Le lendemain, j’étais bien installé dans le camion qui partait pour la ville. Nous étions partis tous les deux pour le meilleur et pour le pire mais je n’imaginais pas devoir connaître le pire avec elle. Après un trajet long et chaotique, Joséphine m’avait tout de suite placé dans le garage où j’allais élire domicile. Ma nouvelle condition ne me plaisait pas. J’étais la plupart du temps seul dans le noir, et je m’ennuyais. Je manquais de lumière et de présence humaine. Elle venait me voir après sa journée de travail mais, trop fatiguée, elle ne restait pas longtemps. Elle me donnait en résumé des nouvelles de la famille mais ne s’attardait pas sur sa vie, comme si elle ne me faisait plus confiance. J’étais au cachot et mes rares visites n’étaient pas suffisantes pour me remonter le moral. Elle ne me brossait plus, ne me caressait plus et ne me sortait plus. Elle avait encore de l’affection pour moi, mais je savais que l’autre l’attendait et qu’elle lui cachait mon existence. Je pensais à la ferme et j’en venais même à regretter l’odeur du purin. Je n’avais rien à faire dans cet endroit sordide, qui n’attirait même pas les souris. Se souciait-elle de mon sort ou éprouvait-elle de la pitié ? Un samedi soir, elle vînt me chercher pour m’emmener dans sa chambre, pièce qui m’avait toujours été refusée auparavant. L’autre était assis sur le lit en sous-vêtements. Interdit, il me regarda avec mépris. Le choc de notre rencontre passé, il se mit à rire si fort que j’en avais les larmes aux yeux. Je devenais l’objet d’une farce et je compris avec horreur que je venais de perdre Joséphine.
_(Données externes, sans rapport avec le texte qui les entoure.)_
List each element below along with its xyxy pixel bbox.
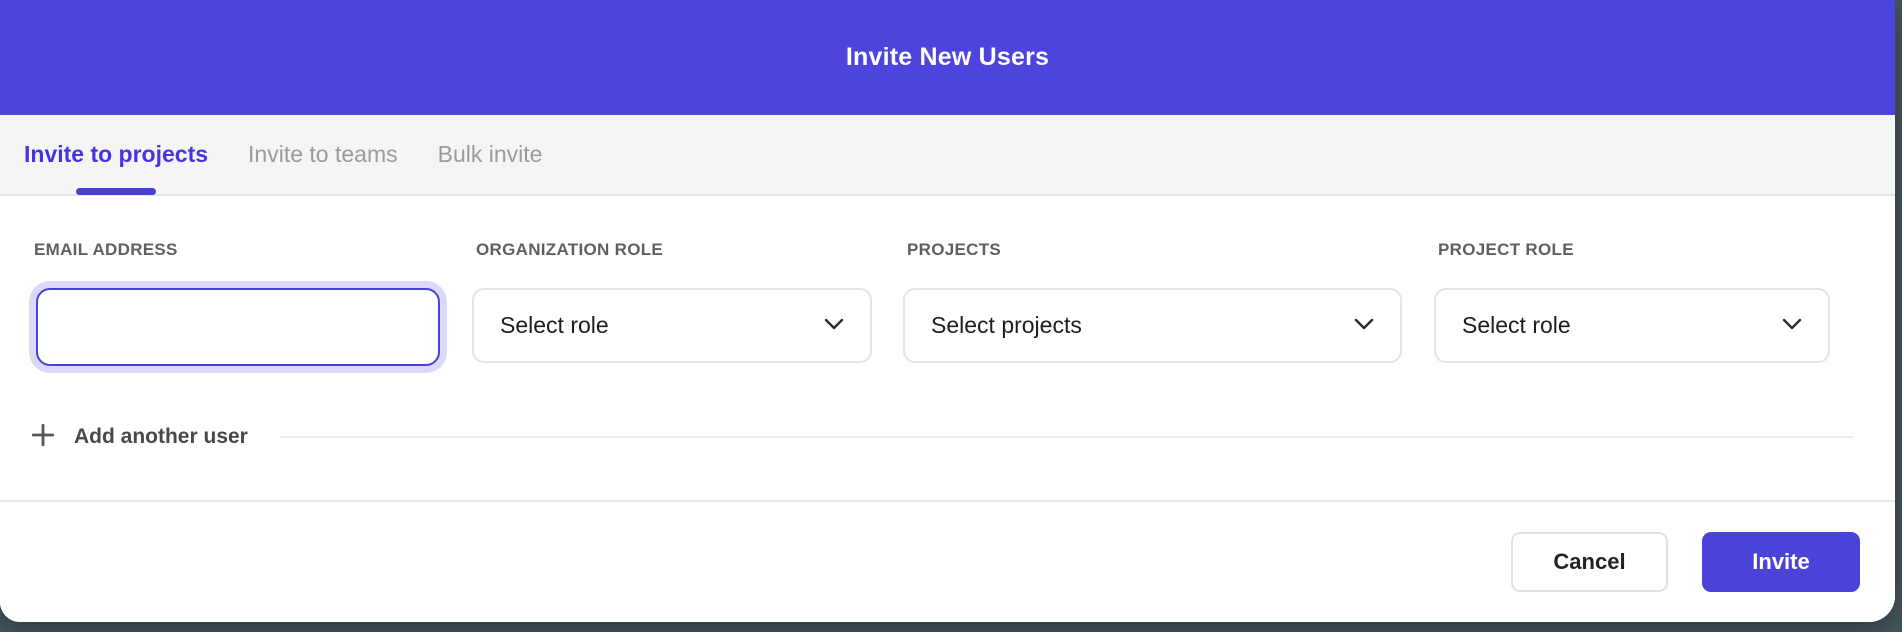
project-role-field: PROJECT ROLE Select role: [1434, 240, 1830, 363]
select-value: Select projects: [931, 312, 1082, 339]
select-value: Select role: [1462, 312, 1571, 339]
projects-select[interactable]: Select projects: [903, 288, 1402, 363]
project-role-select[interactable]: Select role: [1434, 288, 1830, 363]
projects-label: PROJECTS: [903, 240, 1402, 260]
modal-content: EMAIL ADDRESS ORGANIZATION ROLE Select r…: [0, 196, 1895, 500]
organization-role-field: ORGANIZATION ROLE Select role: [472, 240, 872, 363]
email-address-field: EMAIL ADDRESS: [30, 240, 448, 366]
tab-label: Invite to projects: [24, 141, 208, 168]
modal-title: Invite New Users: [846, 43, 1049, 72]
row-divider-line: [280, 436, 1853, 438]
chevron-down-icon: [1354, 317, 1374, 335]
tab-invite-to-projects[interactable]: Invite to projects: [24, 115, 208, 194]
tab-invite-to-teams[interactable]: Invite to teams: [248, 115, 398, 194]
modal-header: Invite New Users: [0, 0, 1895, 115]
active-tab-underline: [76, 188, 156, 195]
email-address-label: EMAIL ADDRESS: [30, 240, 448, 260]
chevron-down-icon: [1782, 317, 1802, 335]
plus-icon: [30, 422, 56, 451]
invite-button[interactable]: Invite: [1702, 532, 1860, 592]
invite-user-row: EMAIL ADDRESS ORGANIZATION ROLE Select r…: [30, 240, 1895, 366]
add-another-user-label: Add another user: [74, 425, 248, 449]
tab-label: Invite to teams: [248, 141, 398, 168]
organization-role-label: ORGANIZATION ROLE: [472, 240, 872, 260]
add-another-user-button[interactable]: Add another user: [30, 422, 248, 451]
tab-bulk-invite[interactable]: Bulk invite: [438, 115, 543, 194]
cancel-button[interactable]: Cancel: [1511, 532, 1668, 592]
add-user-row: Add another user: [30, 422, 1895, 451]
project-role-label: PROJECT ROLE: [1434, 240, 1830, 260]
email-input[interactable]: [36, 288, 440, 366]
organization-role-select[interactable]: Select role: [472, 288, 872, 363]
invite-new-users-modal: Invite New Users Invite to projects Invi…: [0, 0, 1895, 622]
projects-field: PROJECTS Select projects: [903, 240, 1402, 363]
chevron-down-icon: [824, 317, 844, 335]
tab-bar: Invite to projects Invite to teams Bulk …: [0, 115, 1895, 196]
select-value: Select role: [500, 312, 609, 339]
tab-label: Bulk invite: [438, 141, 543, 168]
modal-footer: Cancel Invite: [0, 500, 1895, 622]
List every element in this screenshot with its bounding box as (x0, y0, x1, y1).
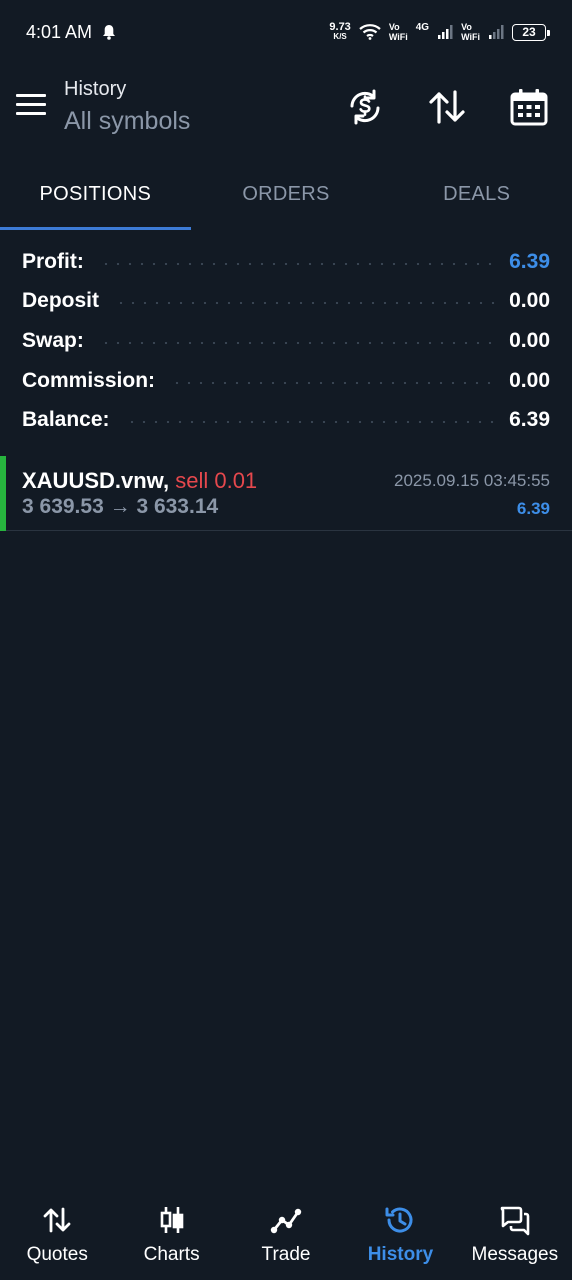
status-right: 9.73 K/S Vo WiFi 4G Vo WiFi 23 (329, 22, 550, 42)
summary-label: Swap: (22, 328, 84, 352)
app-bar: History All symbols (0, 64, 572, 158)
nav-messages[interactable]: Messages (458, 1190, 572, 1280)
dotted-leader (99, 262, 496, 265)
vowifi-1-top: Vo (388, 22, 400, 32)
vowifi-indicator-2: Vo WiFi (461, 22, 480, 42)
nav-trade[interactable]: Trade (229, 1190, 343, 1280)
title-block[interactable]: History All symbols (64, 78, 190, 136)
summary-value: 0.00 (509, 328, 550, 352)
tab-positions[interactable]: POSITIONS (0, 158, 191, 230)
wifi-icon (359, 24, 381, 40)
dotted-leader (171, 381, 496, 384)
nav-label: Trade (261, 1244, 311, 1265)
position-symbol: XAUUSD.vnw, (22, 468, 170, 493)
signal-strength-icon (438, 25, 453, 39)
dotted-leader (125, 421, 496, 424)
nav-label: Quotes (26, 1244, 88, 1265)
vowifi-indicator-1: Vo WiFi (389, 22, 408, 42)
nav-quotes[interactable]: Quotes (0, 1190, 114, 1280)
nav-label: Messages (471, 1244, 559, 1265)
vowifi-2-bottom: WiFi (461, 32, 480, 42)
position-profit: 6.39 (516, 499, 550, 518)
nav-charts[interactable]: Charts (114, 1190, 228, 1280)
open-price: 3 639.53 (22, 495, 104, 518)
summary-row-swap: Swap: 0.00 (22, 321, 550, 361)
nav-history[interactable]: History (343, 1190, 457, 1280)
page-title: History (64, 78, 127, 100)
nav-label: Charts (143, 1244, 200, 1265)
dotted-leader (99, 341, 496, 344)
status-time: 4:01 AM (26, 21, 93, 42)
summary-label: Deposit (22, 289, 100, 313)
bottom-nav: Quotes Charts Trade History Messages (0, 1190, 572, 1280)
calendar-icon[interactable] (510, 88, 548, 126)
vowifi-1-bottom: WiFi (388, 32, 408, 42)
symbol-filter[interactable]: All symbols (64, 107, 190, 136)
summary-label: Commission: (22, 368, 156, 392)
menu-icon[interactable] (16, 94, 46, 118)
summary-row-profit: Profit: 6.39 (22, 242, 550, 282)
quotes-icon (43, 1207, 71, 1233)
battery-level: 23 (522, 25, 536, 39)
summary-row-balance: Balance: 6.39 (22, 400, 550, 440)
signal-strength-2-icon (489, 25, 504, 39)
dotted-leader (115, 302, 496, 305)
summary-row-commission: Commission: 0.00 (22, 361, 550, 401)
position-marker (0, 456, 6, 531)
notification-bell-icon (103, 25, 116, 40)
summary-value: 6.39 (509, 249, 550, 273)
battery-icon: 23 (512, 23, 550, 41)
vowifi-2-top: Vo (461, 22, 472, 32)
summary-value: 0.00 (509, 289, 550, 313)
position-time: 2025.09.15 03:45:55 (394, 471, 550, 490)
summary-label: Balance: (22, 408, 110, 432)
trade-icon (270, 1208, 302, 1234)
summary-row-deposit: Deposit 0.00 (22, 282, 550, 322)
charts-icon (160, 1207, 183, 1233)
sort-icon[interactable] (428, 88, 466, 126)
summary-value: 6.39 (509, 408, 550, 432)
nav-label: History (367, 1244, 434, 1265)
summary-panel: Profit: 6.39 Deposit 0.00 Swap: 0.00 Com… (22, 242, 550, 440)
position-side: sell 0.01 (175, 468, 258, 493)
sync-currency-icon[interactable] (346, 88, 384, 126)
net-speed: 9.73 K/S (329, 22, 350, 42)
position-prices: 3 639.53 → 3 633.14 (22, 495, 218, 519)
tab-orders[interactable]: ORDERS (191, 158, 382, 230)
status-left: 4:01 AM (26, 22, 116, 43)
net-speed-unit: K/S (333, 32, 347, 41)
list-item[interactable]: XAUUSD.vnw, sell 0.01 3 639.53 → 3 633.1… (0, 456, 572, 531)
net-speed-value: 9.73 (329, 21, 351, 33)
history-tabs: POSITIONS ORDERS DEALS (0, 158, 572, 230)
messages-icon (500, 1206, 530, 1236)
position-title: XAUUSD.vnw, sell 0.01 (22, 468, 257, 494)
summary-label: Profit: (22, 249, 84, 273)
summary-value: 0.00 (509, 368, 550, 392)
tab-deals[interactable]: DEALS (381, 158, 572, 230)
status-bar: 4:01 AM 9.73 K/S Vo WiFi 4G Vo WiFi 23 (0, 0, 572, 64)
history-icon (385, 1207, 413, 1233)
network-type: 4G (415, 22, 430, 33)
close-price: 3 633.14 (136, 495, 219, 518)
price-arrow: → (109, 495, 131, 518)
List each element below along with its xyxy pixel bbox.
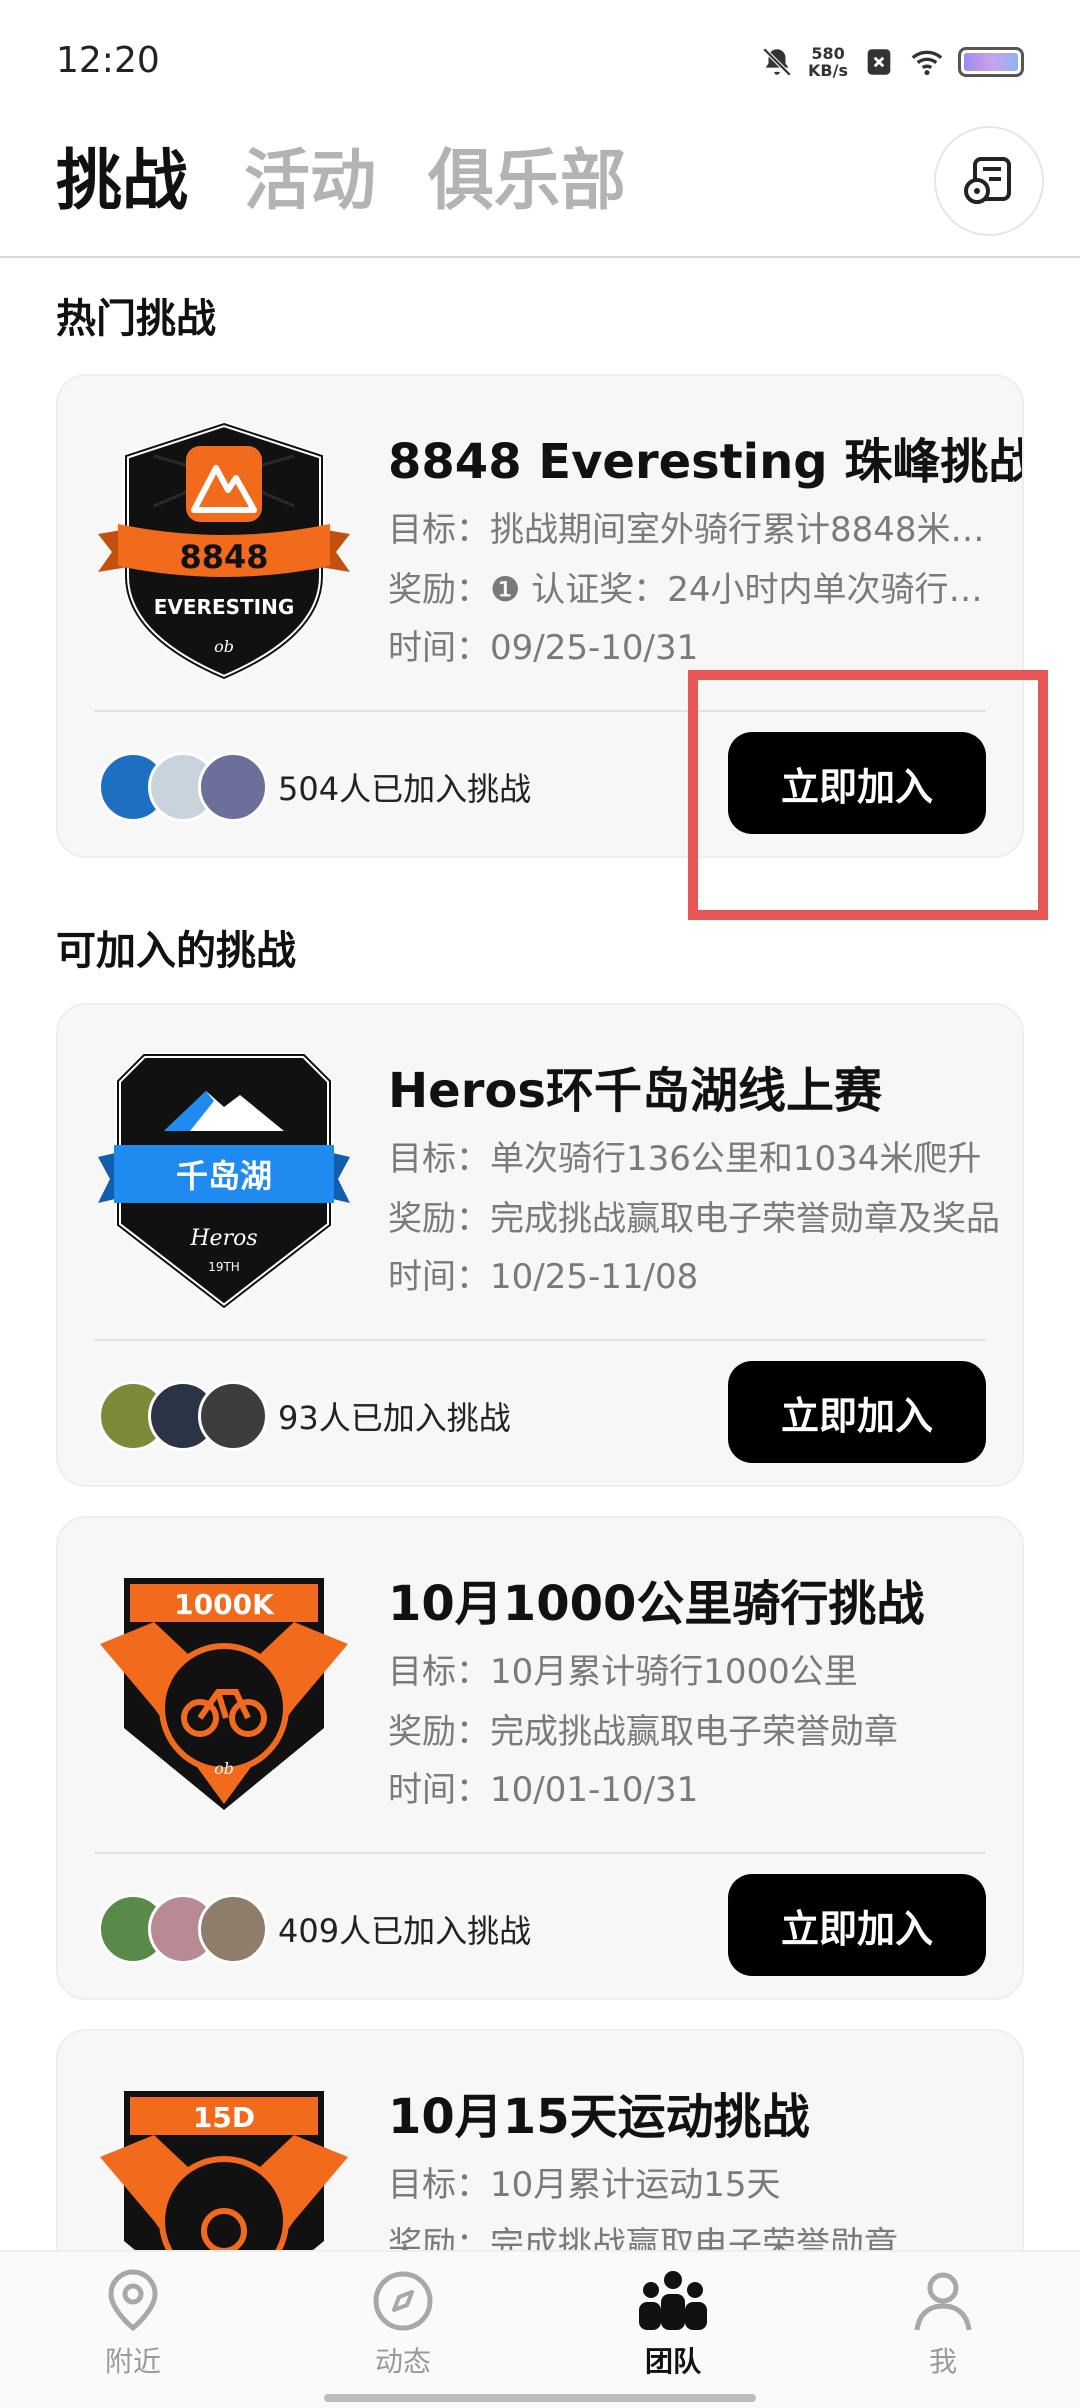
tab-club[interactable]: 俱乐部 <box>428 136 626 226</box>
nav-nearby[interactable]: 附近 <box>33 2268 233 2388</box>
battery-icon <box>958 47 1024 77</box>
my-challenges-button[interactable] <box>934 126 1044 236</box>
location-pin-icon <box>108 2269 158 2332</box>
sim-off-icon <box>867 49 891 75</box>
card-time: 时间：09/25-10/31 <box>388 628 699 668</box>
card-goal: 目标：单次骑行136公里和1034米爬升 <box>388 1139 982 1179</box>
nav-label: 附近 <box>104 2345 161 2378</box>
nav-label: 团队 <box>644 2345 701 2378</box>
nav-me[interactable]: 我 <box>843 2268 1043 2388</box>
section-title-available: 可加入的挑战 <box>56 928 296 974</box>
badge-15d-text: 15D <box>193 2101 255 2134</box>
net-speed: 580 KB/s <box>808 45 848 79</box>
join-button[interactable]: 立即加入 <box>728 1874 986 1976</box>
card-goal: 目标：挑战期间室外骑行累计8848米爬升 <box>388 510 1000 550</box>
card-divider <box>94 1852 986 1854</box>
card-time: 时间：10/25-11/08 <box>388 1257 699 1297</box>
badge-1000k-text: 1000K <box>174 1588 275 1621</box>
badge-heros-text: Heros <box>189 1226 257 1251</box>
joined-count: 93人已加入挑战 <box>278 1399 511 1437</box>
joined-count: 504人已加入挑战 <box>278 770 532 808</box>
avatar <box>198 1381 268 1451</box>
avatar <box>198 752 268 822</box>
card-goal: 目标：10月累计骑行1000公里 <box>388 1652 858 1692</box>
badge-brand-text: ob <box>214 1759 234 1778</box>
badge-everesting-text: EVERESTING <box>154 595 295 619</box>
card-goal: 目标：10月累计运动15天 <box>388 2165 781 2205</box>
card-title: 10月15天运动挑战 <box>388 2089 810 2145</box>
card-title: 10月1000公里骑行挑战 <box>388 1576 925 1632</box>
challenge-card-qiandaohu[interactable]: 千岛湖 Heros 19TH Heros环千岛湖线上赛 目标：单次骑行136公里… <box>56 1003 1024 1487</box>
status-icons: 580 KB/s <box>760 40 1024 84</box>
qiandaohu-badge: 千岛湖 Heros 19TH <box>98 1052 350 1311</box>
mute-bell-icon <box>762 47 792 77</box>
participant-avatars <box>98 1381 268 1451</box>
join-button[interactable]: 立即加入 <box>728 1361 986 1463</box>
everesting-badge: 8848 EVERESTING ob <box>98 420 350 682</box>
nav-label: 我 <box>928 2345 957 2378</box>
nav-feed[interactable]: 动态 <box>303 2268 503 2388</box>
1000k-badge: 1000K ob <box>100 1578 348 1810</box>
nav-team[interactable]: 团队 <box>573 2268 773 2388</box>
status-time: 12:20 <box>56 40 160 81</box>
joined-count: 409人已加入挑战 <box>278 1912 532 1950</box>
card-title: 8848 Everesting 珠峰挑战 <box>388 434 1024 490</box>
nav-label: 动态 <box>374 2345 431 2378</box>
avatar <box>198 1894 268 1964</box>
card-time: 时间：10/01-10/31 <box>388 1770 699 1810</box>
home-indicator[interactable] <box>324 2394 756 2402</box>
tab-activity[interactable]: 活动 <box>244 136 376 226</box>
badge-qiandaohu-text: 千岛湖 <box>176 1157 272 1195</box>
top-header: 挑战 活动 俱乐部 <box>0 120 1080 258</box>
net-speed-unit: KB/s <box>808 61 848 80</box>
challenge-card-1000k[interactable]: 1000K ob 10月1000公里骑行挑战 目标：10月累计骑行1000公里 … <box>56 1516 1024 2000</box>
status-bar: 12:20 580 KB/s <box>0 0 1080 120</box>
badge-8848-text: 8848 <box>179 538 268 576</box>
participant-avatars <box>98 1894 268 1964</box>
card-reward: 奖励：完成挑战赢取电子荣誉勋章及奖品 <box>388 1199 1000 1239</box>
ticket-list-icon <box>964 157 1011 204</box>
badge-edition-text: 19TH <box>208 1260 240 1274</box>
net-speed-value: 580 <box>811 44 845 63</box>
profile-icon <box>914 2272 972 2331</box>
join-button[interactable]: 立即加入 <box>728 732 986 834</box>
participant-avatars <box>98 752 268 822</box>
badge-brand-text: ob <box>214 637 234 656</box>
card-reward: 奖励：完成挑战赢取电子荣誉勋章 <box>388 1712 898 1752</box>
team-icon <box>639 2271 707 2330</box>
section-title-hot: 热门挑战 <box>56 296 216 342</box>
card-divider <box>94 1339 986 1341</box>
card-title: Heros环千岛湖线上赛 <box>388 1063 882 1119</box>
challenge-card-everesting[interactable]: 8848 EVERESTING ob 8848 Everesting 珠峰挑战 … <box>56 374 1024 858</box>
compass-icon <box>373 2271 433 2331</box>
bottom-nav: 附近 动态 团队 我 <box>0 2250 1080 2408</box>
card-divider <box>94 710 986 712</box>
card-reward: 奖励：❶ 认证奖：24小时内单次骑行完成 <box>388 570 1000 610</box>
wifi-icon <box>911 50 943 76</box>
tab-challenge[interactable]: 挑战 <box>56 136 188 226</box>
Sans prendre ma défense, elle me déposa sur sa coiffeuse, la tête tournée vers le miroir. Elle avait allumé les petites lampes qui surplombaient le meuble pour vaincre la pénombre qui s’insinuait dans la chambre. C’est à ce moment-là que je vis pour la première fois depuis longtemps mon reflet. Je n’avais pas beaucoup vieilli. Ma crinière était toujours rose pâle et ma robe mauve. Sur mes flancs, j’avais encore les deux arcs-en-ciel qui plaisent tant aux petites filles. J’admirais le toupet juvénile qui peinait à rester en place. J’avais perdu mes paillettes et j’étais un peu moins brillant. Mais je savais que j’allais encore pouvoir plaire à quelqu’un. Le soir était définitivement tombé. Elle avait enfilé son gilet de laine qui la rendait sévère et avait attrapé les clés de sa voiture. Doucement, elle caressa ma crinière. Elle me prit par le collet le temps d’ouvrir la porte d’entrée. Avant de mettre la clé dans le contact, elle me plaça sur le tableau de bord. J’avais tout le loisir de l’admirer et me forçait à profiter du moment présent. Elle resta muette tout le trajet. Je savais où elle m’emmenait. Elle n’avait pas eu besoin de me le dire. Il n’y avait qu’un endroit possible. Elle me déposa délicatement à l’orée du bois de Saint Jeaut, exactement au même endroit où une autre femme m’y avait déposée quinze ans auparavant. Je n’avais plus peur des mauvais esprits ou des êtres maléfiques. J’avais eu le temps d’apprivoiser la forêt et j’avais visité tous les recoins sans jamais rencontrer le moindre danger. J’aurais pu craindre d’être abandonné pour toujours. Mais je savais que je n’avais qu’à attendre, deux jours et deux nuits tout au plus. Une petite fille viendrait me chercher pour jouer avec moi.